Water professionals from across the nation came together in Boston, Massachusetts to share best practices and the latest technologies in the water world at the America Water Works Association Annual Conference and Exposition. Jim Bays shares a recap of the event, where he presented a case study on the City of Goodyear, Arizona’s wetlands project.
By: Jim Bays, CH2M HILL Technology Fellow, Natural Treatment Systems
The American Water Works Association (AWWA) Annual Conference and Expo (ACE) wrapped up June 12 in Boston, after a great week of presentations, discussions, networking, and building connections with colleagues across the water and wastewater industry. CH2M HILL was honored to not only be a sponsor of this event, but also to have several of its Water Market experts as presenters throughout the week.
This year’s ACE theme, Uniting the World of Water, was showcased throughout the week in discussions, formal and informal, about how agencies, private groups, and the industry are working together to be better stewards of the planet’s water resources.
In support of this theme, Thomas Poulson with the Bureau of Reclamation, along with Michael Hwang and Ryan Rhoades of CH2M HILL’s Tempe office and I gave a presentation on the firm’s collaboration with the Bureau of Reclamation and the City of Goodyear, Arizona to implement an innovative approach in treatment wetlands.
The City of Goodyear had been looking for a cost-effective alternative to sewer discharge for reverse osmosis (RO) concentrate disposal. Like many cities in the central valley of Arizona, Goodyear is diversifying its water supply, and constructed a large RO facility to create potable water from brackish groundwater supplies. However, with RO treatment comes the challenge of RO concentrate disposal, which has increased the salt and hydraulic load at the nearby water reclamation facility. A solution was needed to treat this brackish concentrate.

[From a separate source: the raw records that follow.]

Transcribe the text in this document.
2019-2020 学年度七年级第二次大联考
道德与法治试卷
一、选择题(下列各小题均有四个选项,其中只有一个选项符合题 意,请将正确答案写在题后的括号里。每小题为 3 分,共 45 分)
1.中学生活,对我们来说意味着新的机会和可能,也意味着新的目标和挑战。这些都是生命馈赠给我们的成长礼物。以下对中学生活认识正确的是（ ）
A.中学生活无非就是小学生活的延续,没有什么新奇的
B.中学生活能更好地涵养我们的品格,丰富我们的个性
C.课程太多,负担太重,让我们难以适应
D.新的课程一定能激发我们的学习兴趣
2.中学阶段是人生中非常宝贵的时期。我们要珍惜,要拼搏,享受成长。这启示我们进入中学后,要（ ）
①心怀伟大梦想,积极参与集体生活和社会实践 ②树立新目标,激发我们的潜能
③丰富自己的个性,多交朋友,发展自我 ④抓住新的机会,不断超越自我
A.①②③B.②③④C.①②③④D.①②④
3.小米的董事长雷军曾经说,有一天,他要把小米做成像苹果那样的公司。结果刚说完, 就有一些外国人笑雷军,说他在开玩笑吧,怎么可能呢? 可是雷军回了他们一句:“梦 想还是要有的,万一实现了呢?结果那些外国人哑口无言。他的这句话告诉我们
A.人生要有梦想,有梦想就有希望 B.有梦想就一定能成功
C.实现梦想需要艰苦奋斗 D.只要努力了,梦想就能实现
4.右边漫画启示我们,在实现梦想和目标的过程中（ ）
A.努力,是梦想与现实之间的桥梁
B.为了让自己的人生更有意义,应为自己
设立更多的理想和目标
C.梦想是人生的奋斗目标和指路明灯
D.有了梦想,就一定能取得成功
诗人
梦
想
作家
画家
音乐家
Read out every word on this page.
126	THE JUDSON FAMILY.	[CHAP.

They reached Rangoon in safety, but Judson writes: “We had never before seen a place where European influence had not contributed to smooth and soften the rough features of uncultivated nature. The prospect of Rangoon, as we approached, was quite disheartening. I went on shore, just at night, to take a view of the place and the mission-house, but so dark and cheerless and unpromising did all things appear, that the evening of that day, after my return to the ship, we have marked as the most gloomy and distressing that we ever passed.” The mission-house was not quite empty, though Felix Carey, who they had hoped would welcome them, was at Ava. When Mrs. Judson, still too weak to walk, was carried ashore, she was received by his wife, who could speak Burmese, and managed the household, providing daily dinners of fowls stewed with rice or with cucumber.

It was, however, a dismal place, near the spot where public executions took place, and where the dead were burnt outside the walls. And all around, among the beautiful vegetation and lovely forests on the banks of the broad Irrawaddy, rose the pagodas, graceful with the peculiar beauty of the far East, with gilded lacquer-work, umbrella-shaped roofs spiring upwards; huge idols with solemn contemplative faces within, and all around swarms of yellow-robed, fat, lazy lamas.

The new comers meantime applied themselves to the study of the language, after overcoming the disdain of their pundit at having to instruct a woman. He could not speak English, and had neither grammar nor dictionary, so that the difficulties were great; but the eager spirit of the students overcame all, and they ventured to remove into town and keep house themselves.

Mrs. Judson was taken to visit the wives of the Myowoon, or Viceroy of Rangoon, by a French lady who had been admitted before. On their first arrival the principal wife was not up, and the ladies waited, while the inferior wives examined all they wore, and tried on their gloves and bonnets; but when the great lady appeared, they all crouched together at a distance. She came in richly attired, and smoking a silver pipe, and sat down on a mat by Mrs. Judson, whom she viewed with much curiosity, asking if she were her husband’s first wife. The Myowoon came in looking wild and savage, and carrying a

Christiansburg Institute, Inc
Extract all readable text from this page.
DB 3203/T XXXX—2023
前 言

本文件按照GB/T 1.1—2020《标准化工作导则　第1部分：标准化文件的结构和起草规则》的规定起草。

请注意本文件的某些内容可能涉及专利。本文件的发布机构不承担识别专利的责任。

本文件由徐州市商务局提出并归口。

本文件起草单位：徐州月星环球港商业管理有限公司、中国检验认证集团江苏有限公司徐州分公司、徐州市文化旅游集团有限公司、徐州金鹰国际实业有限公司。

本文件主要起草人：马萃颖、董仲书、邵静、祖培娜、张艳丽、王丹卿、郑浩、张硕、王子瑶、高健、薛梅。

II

In response, CH2M HILL, Reclamation, and the City of Goodyear developed the Goodyear Pilot Wetlands project, which imagines a process of wetland treatment to remove metals and nitrogen from the concentrate, and then to blend the treated concentrate with treated reclaimed water for discharge into natural riparian wetlands and eventually to the Gila River. A pilot-scale demonstration project was developed, comprised of four vegetated treatment “trains.” Trains 1 and 2 are comprised of peat and green waste-based organic media substrates, Train 3 is comprised of a mixed organic compost substrate, and Train 4 uses a peat substrate. This configuration maximizes anaerobic treatment of the concentrate.
Project partners included the City of Goodyear, which provided concentrate and an area to construct the pilot wetlands at the Bullard Water Campus, and the City of Phoenix, which provided laboratory analysis of water, soil, and plant composition.
In developing this treatment train, the team wanted to find out what could grow in this brackish environment with extreme temperatures and organic soil types. Twelve plant species were installed, all native salt-tolerant plants, adapted by evolution to life in arid settings. Three species were found to thrive: saltgrass, Olney’s bulrush, and narrow-leaved cattail. Another species – yerba mansa – also grew well but only when shaded. Among differing soil textures, fine-grained peat media provided the most success in helping these species to establish and grow quickly.
Monitoring of the concentrate levels in the pilot wetlands demonstrated consistent reductions of nitrate by green-waste and compost-amended wetlands. Selenium, arsenic, and chromium also showed a similar trend, with these three contaminants shown to attain state surface water quality standards.
Overall, the project findings illustrate that an RO concentrate wetland treatment system can effectively reduce nitrate and metal contaminants to state standards, reduce concentrate volume seasonally through evapotranspiration by approximately 50 percent, and yield a blended product water equal to or better than ambient Gila River water quality.
Other benefits relative to other methods of RO concentrate disposal include lower energy use and reduced carbon footprint, lower life-cycle costs, greater use for reclaimed water, and finally, restoration of natural riparian and marsh ecosystems. The approach modeled by the Goodyear Pilot Wetlands presents another option for concentrate reuse, management and disposal for inland communities discharging to evaporation ponds or brackish waters, or coastal communities discharging to estuarine or marine waters. With the successes seen in the Goodyear demonstration treatment wetlands, site planning is now underway for full-scale implementation in Arizona’s central valley.
Jim Bays is a recognized leader in the assessment and analysis of aquatic and biological resources and ecosystems. With more than 32 years of experience in the fields of wetland ecology, limnology, wildlife and terrestrial ecology, aquatic biology, and aerial photographic interpretation, his specializations include the planning, design, and assessment of constructed and natural treatment wetlands. Jim has performed comprehensive studies on the water quality and aquatic ecology of a wide range of wetlands, lakes, reservoirs, and estuaries throughout the United States.